Si parmi vous certains veulent tenter l’expérience, on peut s’y essayer (avec le texte que je propose ou un autre). Publier un livre professionnel sans passer par un éditeur traditionnel ! Si ça marchait un tout petit peu, ça nous ouvriraient bien des perspectives et ferait entrer notre métier dans la nouvelle économie des biens dématérialisés. Personne n’a toutes les réponses, surtout économiques, mais vouloir se figer sur ce qui fonctionnait avant Internet me paraît suicidaire.
Notes
- L’approche transparente que je viens de décrire peut aussi intéresser les auteurs publiés qui récupèrent leurs droits. Il devient facile pour eux de réinjecter leurs livres dans le circuit.
- En réduisant les coûts de l’impression à la demande, ce qui me paraît facile juste avec de la négociation directe entre un éditeur transparent et une imprimerie, on peut vendre un livre bien moins cher que dans le circuit classique tout en doublant au minimum les revenus de tous les créatifs. Je suis sûr que même les auteurs populaires ont tout à y gagner.

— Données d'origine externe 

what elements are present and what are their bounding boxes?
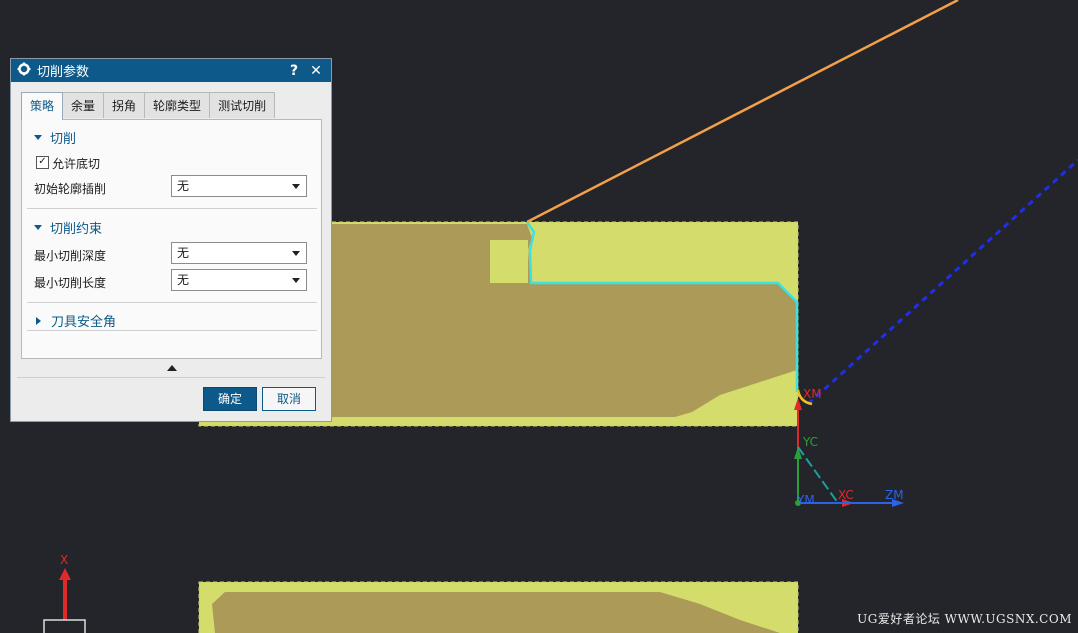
tab-panel: 切削 ✓ 允许底切 初始轮廓插削 无 切削约束 最小切削深度 无 最小切削长度 … [21,119,322,359]
expand-down-icon [34,135,42,140]
section-divider [27,302,317,303]
tab-test-cut[interactable]: 测试切削 [209,92,276,118]
initial-profile-insert-value: 无 [177,179,190,193]
min-cut-depth-value: 无 [177,246,190,260]
initial-profile-insert-select[interactable]: 无 [171,175,307,197]
ym-label: YM [796,493,815,507]
section-cut-title: 切削 [50,132,77,147]
pocket-stock [490,240,528,283]
chevron-down-icon [292,251,300,256]
close-button[interactable]: ✕ [307,63,325,79]
section-safety-angle-title: 刀具安全角 [51,315,117,330]
section-divider [27,208,317,209]
wcs-box [43,619,86,633]
help-button[interactable]: ? [285,63,303,79]
xm-label: XM [803,387,822,401]
gear-icon [17,62,31,80]
ok-button[interactable]: 确定 [203,387,257,411]
xc-label: XC [838,488,854,502]
section-cut-header[interactable]: 切削 [34,128,76,147]
min-cut-length-select[interactable]: 无 [171,269,307,291]
initial-profile-insert-label: 初始轮廓插削 [34,182,107,196]
min-cut-length-label: 最小切削长度 [34,276,107,290]
section-divider [27,330,317,331]
tab-strategy[interactable]: 策略 [21,92,64,120]
yc-label: YC [802,435,818,449]
expand-down-icon [34,225,42,230]
dialog-title: 切削参数 [37,65,90,80]
min-cut-depth-select[interactable]: 无 [171,242,307,264]
tab-stock[interactable]: 余量 [62,92,105,118]
expand-right-icon [36,316,41,325]
retract-path [806,158,1078,406]
allow-undercut-checkbox[interactable]: ✓ [36,156,49,169]
cut-parameters-dialog: 切削参数 ? ✕ 策略 余量 拐角 轮廓类型 测试切削 切削 ✓ 允许底切 初始… [10,58,332,422]
dialog-titlebar[interactable]: 切削参数 ? ✕ [11,59,331,82]
allow-undercut-label: 允许底切 [52,157,101,171]
approach-path [526,0,959,224]
ym-arrow [794,447,802,459]
chevron-down-icon [292,278,300,283]
dialog-footer-divider [17,377,325,378]
watermark: UG爱好者论坛 WWW.UGSNX.COM [857,612,1072,626]
dialog-tabs: 策略 余量 拐角 轮廓类型 测试切削 [21,92,276,120]
collapse-up-icon[interactable] [167,365,177,371]
wcs-x-label: X [60,553,68,567]
tab-profile-type[interactable]: 轮廓类型 [144,92,211,118]
tab-corners[interactable]: 拐角 [103,92,146,118]
section-safety-angle-header[interactable]: 刀具安全角 [34,311,116,330]
min-cut-length-value: 无 [177,273,190,287]
cancel-button[interactable]: 取消 [262,387,316,411]
section-constraints-title: 切削约束 [50,222,103,237]
zm-label: ZM [885,488,904,502]
min-cut-depth-label: 最小切削深度 [34,249,107,263]
wcs-x-arrow [59,568,71,580]
section-constraints-header[interactable]: 切削约束 [34,218,102,237]
chevron-down-icon [292,184,300,189]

- Lulu fabrique à la demande un poche de 200 pages pour 12 euros. PourGenius locus, j’ai pour le moment ajouté 2 euros de marge pour arriver à 14 euros (on est déjà en dessous du prix d’un roman tout en proposant à l’auteur un revenu supérieur).

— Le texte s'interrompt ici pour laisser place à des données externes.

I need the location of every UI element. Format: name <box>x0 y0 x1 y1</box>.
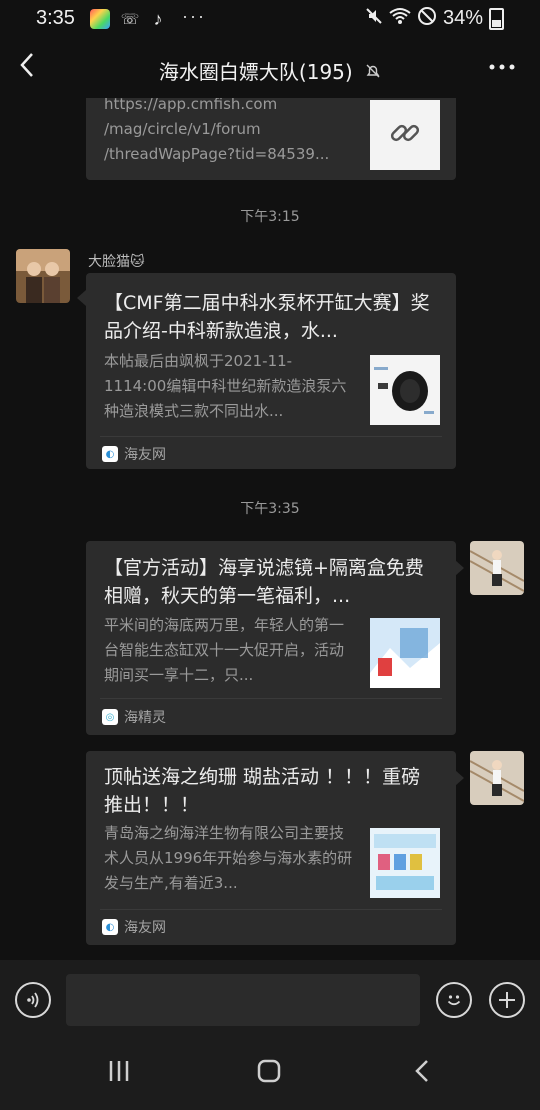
sim-status-icon: ☏ <box>120 11 140 28</box>
link-thumbnail <box>370 100 440 170</box>
card-divider <box>100 909 442 910</box>
haiyou-logo-icon: ◐ <box>102 919 118 935</box>
card-divider <box>100 436 442 437</box>
bubble-arrow <box>455 560 464 576</box>
chat-title-wrap: 海水圈白嫖大队(195) <box>0 56 540 85</box>
previous-link-text: https://app.cmfish.com /mag/circle/v1/fo… <box>104 98 364 167</box>
status-time: 3:35 <box>36 7 75 29</box>
status-bar: 3:35 ☏ ♪ ··· 34% <box>0 0 540 38</box>
battery-percent: 34% <box>442 7 483 29</box>
bubble-arrow <box>77 290 86 306</box>
article-thumbnail <box>370 828 440 898</box>
article-card[interactable]: 【CMF第二届中科水泵杯开缸大赛】奖品介绍-中科新款造浪，水... 本帖最后由飒… <box>86 273 456 469</box>
more-notifications-icon: ··· <box>182 6 206 26</box>
source-name: 海精灵 <box>124 710 166 726</box>
wifi-icon <box>389 7 411 30</box>
timestamp: 下午3:35 <box>240 501 300 517</box>
message-input[interactable] <box>66 974 420 1026</box>
source-name: 海友网 <box>124 447 166 463</box>
link-line: https://app.cmfish.com <box>104 98 278 113</box>
chat-title: 海水圈白嫖大队(195) <box>158 60 353 84</box>
link-icon <box>387 115 423 155</box>
card-divider <box>100 698 442 699</box>
article-description: 本帖最后由飒枫于2021-11-1114:00编辑中科世纪新款造浪泵六种造浪模式… <box>104 352 347 420</box>
status-right: 34% <box>365 6 504 31</box>
article-card[interactable]: 【官方活动】海享说滤镜+隔离盒免费相赠，秋天的第一笔福利，... 平米间的海底两… <box>86 541 456 735</box>
do-not-disturb-icon <box>417 6 437 31</box>
article-headline: 【CMF第二届中科水泵杯开缸大赛】奖品介绍-中科新款造浪，水... <box>104 292 430 342</box>
muted-bell-icon <box>365 64 381 83</box>
home-button[interactable] <box>256 1058 282 1090</box>
haiyou-logo-icon: ◐ <box>102 446 118 462</box>
article-headline: 顶帖送海之绚珊 瑚盐活动 ！！！重磅推出！！！ <box>104 766 421 816</box>
mute-icon <box>365 7 383 30</box>
previous-link-card[interactable]: https://app.cmfish.com /mag/circle/v1/fo… <box>86 98 456 180</box>
article-description: 青岛海之绚海洋生物有限公司主要技术人员从1996年开始参与海水素的研发与生产,有… <box>104 824 353 892</box>
timestamp: 下午3:15 <box>240 209 300 225</box>
article-source: ◎ 海精灵 <box>102 707 166 727</box>
emoji-button[interactable] <box>436 982 472 1018</box>
bubble-arrow <box>455 770 464 786</box>
more-options-button[interactable] <box>488 52 516 77</box>
haijingling-logo-icon: ◎ <box>102 709 118 725</box>
article-description: 平米间的海底两万里，年轻人的第一台智能生态缸双十一大促开启，活动期间买一享十二，… <box>104 616 345 684</box>
voice-input-button[interactable] <box>15 982 51 1018</box>
avatar[interactable] <box>470 751 524 805</box>
sender-name: 大脸猫🐱 <box>88 254 145 270</box>
chat-area[interactable]: https://app.cmfish.com /mag/circle/v1/fo… <box>0 98 540 960</box>
source-name: 海友网 <box>124 920 166 936</box>
system-nav-bar <box>0 1040 540 1110</box>
avatar[interactable] <box>16 249 70 303</box>
battery-icon <box>489 7 504 30</box>
article-thumbnail <box>370 618 440 688</box>
article-thumbnail <box>370 355 440 425</box>
link-line: /mag/circle/v1/forum <box>104 120 261 138</box>
link-line: /threadWapPage?tid=84539... <box>104 145 330 163</box>
article-headline: 【官方活动】海享说滤镜+隔离盒免费相赠，秋天的第一笔福利，... <box>104 557 424 607</box>
article-source: ◐ 海友网 <box>102 917 166 937</box>
article-source: ◐ 海友网 <box>102 444 166 464</box>
article-card[interactable]: 顶帖送海之绚珊 瑚盐活动 ！！！重磅推出！！！ 青岛海之绚海洋生物有限公司主要技… <box>86 751 456 945</box>
gallery-app-icon <box>90 9 110 29</box>
recent-apps-button[interactable] <box>106 1058 132 1090</box>
title-bar: 海水圈白嫖大队(195) <box>0 38 540 98</box>
tiktok-icon: ♪ <box>153 8 163 29</box>
add-more-button[interactable] <box>489 982 525 1018</box>
back-nav-button[interactable] <box>410 1058 436 1090</box>
avatar[interactable] <box>470 541 524 595</box>
input-bar <box>0 960 540 1040</box>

- Typiquement le livre final, devrait coûter 12+6 euros. La version ebook elle aussi coûtera le prix exigé par la plateforme, environ 1 euro, plus 6 euros.

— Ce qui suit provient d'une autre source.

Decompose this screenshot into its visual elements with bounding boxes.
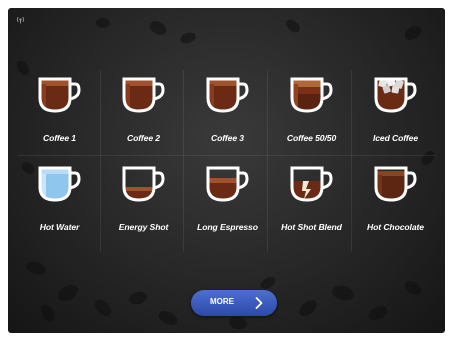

- Il me parait capital d’habituer les lecteurs à savoir ce qu’ils donnent à la fabrication, à la distribution, à l’équipe créative.
- Un livre au format ebook ne pèse pas plus de 1 Mo. La circulation des copies pirates explosera que nous le voulions ou non. Les livres circuleront par mail. Pas besoin de P2P ou de protocole particulier. Pour empêcher ce piratage là, il faudra interdire le mail ! Ou passer des lois pour autoriser l’espionnage des mails !
- Des blogueurs comme Jacques-Olivier Teyssier à Montpellier ou Paul Jorion nous montrent que le don peut fonctionner, même si en France nous le pratiquons moins facilement qu’ailleurs.
- J’imagine que dans les ebooks les éditeurs rappelleront qu’ils ont besoin des dons pour continuer à travailler. Les lecteurs seront peut-être plus enclins à donner s’ils sont familiarisés avec le découpage du prix entre les postes créatifs et non créatifs (si tu pirates un livre c’est que tu as une chance de l’aimer, tu peux avoir envie de rémunérer l’équipe éditoriale… et tu ne spolies personne d’autre car l’édition transparente ne s’appuie pas sur la distribution).
- Je ne sais plus si ça se fait mais dans les Fnac il y avait des gens qui lisaient partout des BD. Ils pirataient mais j’ai jamais vu quelqu’un les chasser et les menacer de procès. On a besoin de goûter aux produits culturels avant de les payer parce que ce ne sont pas des produits dont on sait par avance s’ils nous combleront. Le sucre tu sais que c’est du sucre. Un nouveau roman, tu ne sais pas ce qu’il a dans le ventre. Tu le lis, tu l’aimes, tu le paies. Pourquoi cette façon de faire ne deviendrait pas une habitude ? Qu’on ne me dise pas que l’homme est un égoïste. Si un auteur t’a donné quelque chose, tu le sais. Tu peux le lui rendre pour qu’il te donne à l’avenir autre chose.
PS. Pour toute remarque sur Genius locus lui-même reportez vous à la fiche descriptive.